Diana West, Washington Times: Only one faith on earth may be more messianic than Islam: multiculturalism. Without its fanatics who believe all civilizations are the same, the engine that projects Islam into the unprotected heart of Western civilization would stall and fail. It's as simple as that. Notice I didn't say "Islamists" or "Islamofascists" or "fundamentalist extremists." I think such terms allow us all to give a wide berth to a great problem: the gross incompatibility of Islam — the religious force that shrinks freedom even as it "moderately" enables, or "extremistly" advances jihad — with the West.
Ed Koch, New York Times: Make no mistake: It is a “War of Civilizations.” The various terrorist organizations are overwhelmingly Muslim and they are supported by millions of Muslims around the world who are bent on destroying Western civilization and Christians, Jews and those Muslims who believe in the Western values of democracy and tolerance.
Finally, this from the dark side in Detroit.

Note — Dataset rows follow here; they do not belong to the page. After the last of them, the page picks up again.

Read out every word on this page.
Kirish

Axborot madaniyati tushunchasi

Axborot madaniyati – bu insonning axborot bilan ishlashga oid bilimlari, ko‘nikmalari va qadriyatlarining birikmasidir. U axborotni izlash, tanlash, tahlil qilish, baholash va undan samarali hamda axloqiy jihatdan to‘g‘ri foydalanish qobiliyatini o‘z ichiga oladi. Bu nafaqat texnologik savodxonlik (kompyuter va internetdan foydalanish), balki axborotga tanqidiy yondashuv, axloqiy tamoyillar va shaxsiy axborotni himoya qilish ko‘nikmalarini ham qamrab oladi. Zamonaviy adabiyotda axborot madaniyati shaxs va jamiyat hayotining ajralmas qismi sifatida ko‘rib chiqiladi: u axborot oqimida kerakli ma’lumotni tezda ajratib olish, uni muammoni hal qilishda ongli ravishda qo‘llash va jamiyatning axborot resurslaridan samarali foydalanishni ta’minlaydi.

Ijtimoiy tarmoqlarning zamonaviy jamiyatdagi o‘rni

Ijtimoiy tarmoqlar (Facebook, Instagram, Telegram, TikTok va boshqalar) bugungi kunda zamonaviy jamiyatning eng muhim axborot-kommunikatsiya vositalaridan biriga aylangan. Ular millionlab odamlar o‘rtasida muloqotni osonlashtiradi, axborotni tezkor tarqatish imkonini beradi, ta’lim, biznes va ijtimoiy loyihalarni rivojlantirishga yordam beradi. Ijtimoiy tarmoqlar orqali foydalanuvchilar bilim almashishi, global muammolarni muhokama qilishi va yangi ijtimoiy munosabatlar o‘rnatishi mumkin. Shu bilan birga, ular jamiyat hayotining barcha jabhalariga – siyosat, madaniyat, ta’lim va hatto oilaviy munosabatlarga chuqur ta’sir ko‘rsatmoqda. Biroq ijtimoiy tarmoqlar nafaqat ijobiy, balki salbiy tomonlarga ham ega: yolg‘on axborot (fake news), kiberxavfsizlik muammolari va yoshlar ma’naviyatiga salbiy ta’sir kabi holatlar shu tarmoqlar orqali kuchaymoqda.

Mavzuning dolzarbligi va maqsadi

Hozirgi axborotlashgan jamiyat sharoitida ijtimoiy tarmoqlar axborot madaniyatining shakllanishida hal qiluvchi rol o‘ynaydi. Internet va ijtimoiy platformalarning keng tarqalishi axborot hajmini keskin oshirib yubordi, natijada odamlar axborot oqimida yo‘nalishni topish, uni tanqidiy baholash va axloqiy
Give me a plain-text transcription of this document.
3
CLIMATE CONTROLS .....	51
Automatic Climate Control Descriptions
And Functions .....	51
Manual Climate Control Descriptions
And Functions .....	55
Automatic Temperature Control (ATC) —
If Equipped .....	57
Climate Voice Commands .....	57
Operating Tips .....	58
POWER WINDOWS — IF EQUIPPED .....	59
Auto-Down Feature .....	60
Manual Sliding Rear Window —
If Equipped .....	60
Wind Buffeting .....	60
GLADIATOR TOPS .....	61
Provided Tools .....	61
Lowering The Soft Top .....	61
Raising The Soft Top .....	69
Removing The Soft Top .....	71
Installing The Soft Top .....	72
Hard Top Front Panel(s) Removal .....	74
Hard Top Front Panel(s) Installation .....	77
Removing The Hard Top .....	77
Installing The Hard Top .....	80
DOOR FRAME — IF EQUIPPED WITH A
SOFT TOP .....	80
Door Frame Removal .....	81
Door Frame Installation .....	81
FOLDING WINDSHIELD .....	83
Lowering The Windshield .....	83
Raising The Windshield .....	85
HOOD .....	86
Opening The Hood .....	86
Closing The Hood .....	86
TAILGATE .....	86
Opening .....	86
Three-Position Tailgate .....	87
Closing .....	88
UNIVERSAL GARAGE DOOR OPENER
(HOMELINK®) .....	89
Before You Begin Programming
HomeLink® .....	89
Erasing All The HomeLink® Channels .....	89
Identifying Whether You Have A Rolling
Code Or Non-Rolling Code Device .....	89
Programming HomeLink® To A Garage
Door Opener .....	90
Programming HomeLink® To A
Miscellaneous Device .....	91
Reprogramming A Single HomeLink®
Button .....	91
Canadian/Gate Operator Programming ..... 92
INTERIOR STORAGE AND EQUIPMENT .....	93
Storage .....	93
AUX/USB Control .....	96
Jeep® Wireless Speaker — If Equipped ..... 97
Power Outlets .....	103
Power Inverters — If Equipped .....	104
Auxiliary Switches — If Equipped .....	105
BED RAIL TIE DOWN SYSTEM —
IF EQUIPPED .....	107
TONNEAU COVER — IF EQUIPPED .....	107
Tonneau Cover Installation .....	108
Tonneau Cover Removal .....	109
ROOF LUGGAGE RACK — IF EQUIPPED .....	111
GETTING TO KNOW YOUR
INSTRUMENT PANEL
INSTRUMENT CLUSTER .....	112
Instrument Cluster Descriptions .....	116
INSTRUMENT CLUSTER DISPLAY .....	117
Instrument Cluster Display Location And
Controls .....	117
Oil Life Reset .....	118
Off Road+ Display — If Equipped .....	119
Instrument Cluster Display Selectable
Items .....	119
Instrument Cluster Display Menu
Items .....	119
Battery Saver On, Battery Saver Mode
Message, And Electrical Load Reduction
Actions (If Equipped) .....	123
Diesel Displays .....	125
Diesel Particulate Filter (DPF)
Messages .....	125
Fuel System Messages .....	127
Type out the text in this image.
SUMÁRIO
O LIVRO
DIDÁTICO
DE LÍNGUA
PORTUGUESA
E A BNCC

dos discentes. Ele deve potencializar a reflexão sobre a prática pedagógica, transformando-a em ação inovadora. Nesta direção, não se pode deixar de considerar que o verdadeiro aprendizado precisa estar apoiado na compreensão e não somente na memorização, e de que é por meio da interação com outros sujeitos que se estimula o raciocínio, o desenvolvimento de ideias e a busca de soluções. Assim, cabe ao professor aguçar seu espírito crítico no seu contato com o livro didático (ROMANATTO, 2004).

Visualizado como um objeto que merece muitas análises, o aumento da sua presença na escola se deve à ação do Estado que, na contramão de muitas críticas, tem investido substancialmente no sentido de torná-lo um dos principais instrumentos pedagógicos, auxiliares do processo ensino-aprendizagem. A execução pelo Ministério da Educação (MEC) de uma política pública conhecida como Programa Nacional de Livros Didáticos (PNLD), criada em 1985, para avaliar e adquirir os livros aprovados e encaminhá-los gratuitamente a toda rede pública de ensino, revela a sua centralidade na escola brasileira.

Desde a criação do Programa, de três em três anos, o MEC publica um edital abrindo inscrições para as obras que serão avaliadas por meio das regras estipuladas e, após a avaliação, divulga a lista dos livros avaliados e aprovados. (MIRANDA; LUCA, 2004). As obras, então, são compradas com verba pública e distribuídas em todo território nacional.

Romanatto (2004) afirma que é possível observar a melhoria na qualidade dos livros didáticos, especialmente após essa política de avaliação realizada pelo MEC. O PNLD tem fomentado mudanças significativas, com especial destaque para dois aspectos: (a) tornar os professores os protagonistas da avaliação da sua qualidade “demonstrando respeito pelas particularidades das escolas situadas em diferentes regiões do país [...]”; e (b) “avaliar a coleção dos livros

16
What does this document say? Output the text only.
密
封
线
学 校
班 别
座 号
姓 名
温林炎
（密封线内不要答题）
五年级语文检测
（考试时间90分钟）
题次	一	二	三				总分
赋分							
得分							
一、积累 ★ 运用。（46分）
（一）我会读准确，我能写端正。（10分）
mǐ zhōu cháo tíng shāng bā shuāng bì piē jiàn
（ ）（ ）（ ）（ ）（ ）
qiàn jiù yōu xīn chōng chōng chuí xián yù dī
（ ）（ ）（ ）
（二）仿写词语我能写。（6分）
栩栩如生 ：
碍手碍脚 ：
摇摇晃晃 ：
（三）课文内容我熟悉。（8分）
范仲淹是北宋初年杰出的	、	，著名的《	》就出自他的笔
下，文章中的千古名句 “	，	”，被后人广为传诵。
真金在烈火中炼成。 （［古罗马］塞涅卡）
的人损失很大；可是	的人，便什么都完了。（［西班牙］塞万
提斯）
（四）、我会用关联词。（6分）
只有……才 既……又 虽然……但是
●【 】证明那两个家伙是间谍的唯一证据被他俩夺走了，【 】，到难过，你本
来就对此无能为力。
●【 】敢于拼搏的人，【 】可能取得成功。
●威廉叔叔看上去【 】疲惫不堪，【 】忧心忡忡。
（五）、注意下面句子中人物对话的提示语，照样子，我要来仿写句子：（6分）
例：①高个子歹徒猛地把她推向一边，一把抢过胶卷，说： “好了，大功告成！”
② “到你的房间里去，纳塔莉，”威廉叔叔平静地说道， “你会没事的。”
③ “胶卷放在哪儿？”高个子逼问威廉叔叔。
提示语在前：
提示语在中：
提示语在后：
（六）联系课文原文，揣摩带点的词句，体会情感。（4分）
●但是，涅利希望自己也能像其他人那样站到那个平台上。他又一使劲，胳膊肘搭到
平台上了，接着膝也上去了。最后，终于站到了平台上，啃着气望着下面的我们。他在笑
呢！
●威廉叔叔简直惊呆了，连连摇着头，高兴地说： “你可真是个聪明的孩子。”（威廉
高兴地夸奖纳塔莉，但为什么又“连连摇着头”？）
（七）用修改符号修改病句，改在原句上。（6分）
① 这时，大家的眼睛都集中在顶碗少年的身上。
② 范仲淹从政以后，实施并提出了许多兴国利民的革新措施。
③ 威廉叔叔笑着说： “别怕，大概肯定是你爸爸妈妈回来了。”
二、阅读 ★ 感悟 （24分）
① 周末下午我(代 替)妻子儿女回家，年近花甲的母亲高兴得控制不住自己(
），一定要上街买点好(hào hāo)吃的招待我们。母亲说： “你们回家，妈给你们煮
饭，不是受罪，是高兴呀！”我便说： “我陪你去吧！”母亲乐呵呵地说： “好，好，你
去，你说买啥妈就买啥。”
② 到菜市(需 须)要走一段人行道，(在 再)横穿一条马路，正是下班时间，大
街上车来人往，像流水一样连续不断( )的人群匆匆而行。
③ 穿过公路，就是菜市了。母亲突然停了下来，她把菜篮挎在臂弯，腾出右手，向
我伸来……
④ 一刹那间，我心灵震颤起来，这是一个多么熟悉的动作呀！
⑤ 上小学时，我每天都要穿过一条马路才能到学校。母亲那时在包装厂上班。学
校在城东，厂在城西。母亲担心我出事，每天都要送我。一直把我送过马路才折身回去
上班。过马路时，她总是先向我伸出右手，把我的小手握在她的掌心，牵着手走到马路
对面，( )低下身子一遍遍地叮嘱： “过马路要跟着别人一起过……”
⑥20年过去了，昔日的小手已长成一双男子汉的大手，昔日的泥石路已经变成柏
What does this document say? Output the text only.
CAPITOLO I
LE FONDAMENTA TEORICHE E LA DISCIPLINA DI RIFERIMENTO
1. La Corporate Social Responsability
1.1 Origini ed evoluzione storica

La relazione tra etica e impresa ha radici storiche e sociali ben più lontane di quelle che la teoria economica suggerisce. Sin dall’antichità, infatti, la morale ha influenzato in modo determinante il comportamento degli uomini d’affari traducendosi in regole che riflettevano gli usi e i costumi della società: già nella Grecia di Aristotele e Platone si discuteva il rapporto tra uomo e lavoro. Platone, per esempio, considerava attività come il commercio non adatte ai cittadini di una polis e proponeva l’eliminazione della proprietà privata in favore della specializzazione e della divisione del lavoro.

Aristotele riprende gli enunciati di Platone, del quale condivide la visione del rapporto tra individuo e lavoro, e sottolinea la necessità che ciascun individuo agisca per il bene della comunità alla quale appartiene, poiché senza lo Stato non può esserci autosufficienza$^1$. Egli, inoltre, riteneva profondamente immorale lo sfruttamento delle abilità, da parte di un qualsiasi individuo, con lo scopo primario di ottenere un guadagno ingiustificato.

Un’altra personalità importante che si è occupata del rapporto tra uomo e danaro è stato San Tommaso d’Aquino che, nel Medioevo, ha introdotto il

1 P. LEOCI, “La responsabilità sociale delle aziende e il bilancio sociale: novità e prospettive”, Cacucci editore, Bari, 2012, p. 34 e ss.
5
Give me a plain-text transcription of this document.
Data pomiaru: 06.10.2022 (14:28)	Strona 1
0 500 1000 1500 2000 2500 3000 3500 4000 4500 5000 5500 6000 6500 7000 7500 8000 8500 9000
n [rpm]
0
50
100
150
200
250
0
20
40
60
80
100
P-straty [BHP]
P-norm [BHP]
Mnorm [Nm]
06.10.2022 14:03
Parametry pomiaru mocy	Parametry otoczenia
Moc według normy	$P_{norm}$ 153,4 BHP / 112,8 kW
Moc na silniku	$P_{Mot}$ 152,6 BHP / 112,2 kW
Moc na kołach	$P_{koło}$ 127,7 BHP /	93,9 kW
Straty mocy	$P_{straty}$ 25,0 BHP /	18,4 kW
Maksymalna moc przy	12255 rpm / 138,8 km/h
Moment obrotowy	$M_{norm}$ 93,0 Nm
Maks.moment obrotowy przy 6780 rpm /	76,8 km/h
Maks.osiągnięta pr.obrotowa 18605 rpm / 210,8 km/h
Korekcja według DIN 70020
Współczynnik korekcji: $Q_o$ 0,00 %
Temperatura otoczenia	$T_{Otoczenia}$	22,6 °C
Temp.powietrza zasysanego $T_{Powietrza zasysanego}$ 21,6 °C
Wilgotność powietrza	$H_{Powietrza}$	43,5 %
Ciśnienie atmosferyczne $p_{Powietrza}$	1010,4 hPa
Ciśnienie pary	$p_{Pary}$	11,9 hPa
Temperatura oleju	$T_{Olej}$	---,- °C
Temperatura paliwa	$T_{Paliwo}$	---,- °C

Imam Mohammad Ali Elahi, Detroit Free Press: The bloody attack on July 7 in London was a warning to the world to wake up against the evil of terrorism in all its forms. We, the imams of the Michigan mosques, gathered in Dearborn last week to condemn the recent crime in London and to announce anything harmful to human society is forbidden in Islam. We want everybody to know that al-Qaida is not a spokesman for the 1.2 billion peace-loving Muslims of the world. The question is, how Iraq became a training center for so-called jihadists and how the British became bombers? Some unthoughtful words by the President and some irresponsible statements by Defense Secretary Donald Rumsfeld -- combined with the scandals at the Abu Ghraib prison in Iraq and the Guantanamo detention center -- helped al-Qaida recruit more extremists to its army. And as long as Jews can immigrate to Israel by the tens of thousands each year while Palestinians stay hungry and homeless, I am afraid this will contribute to the violence in the Middle East and elsewhere.
1 Comments:
Imam Mohammad Ali Elahi words are chilling! He gives a pointblank warning to Jews and Americans:continue to do as you have been doing and you will swim in more blood.He did not condemn the terrorists of his religion! He told us how we will be contributing to more violence!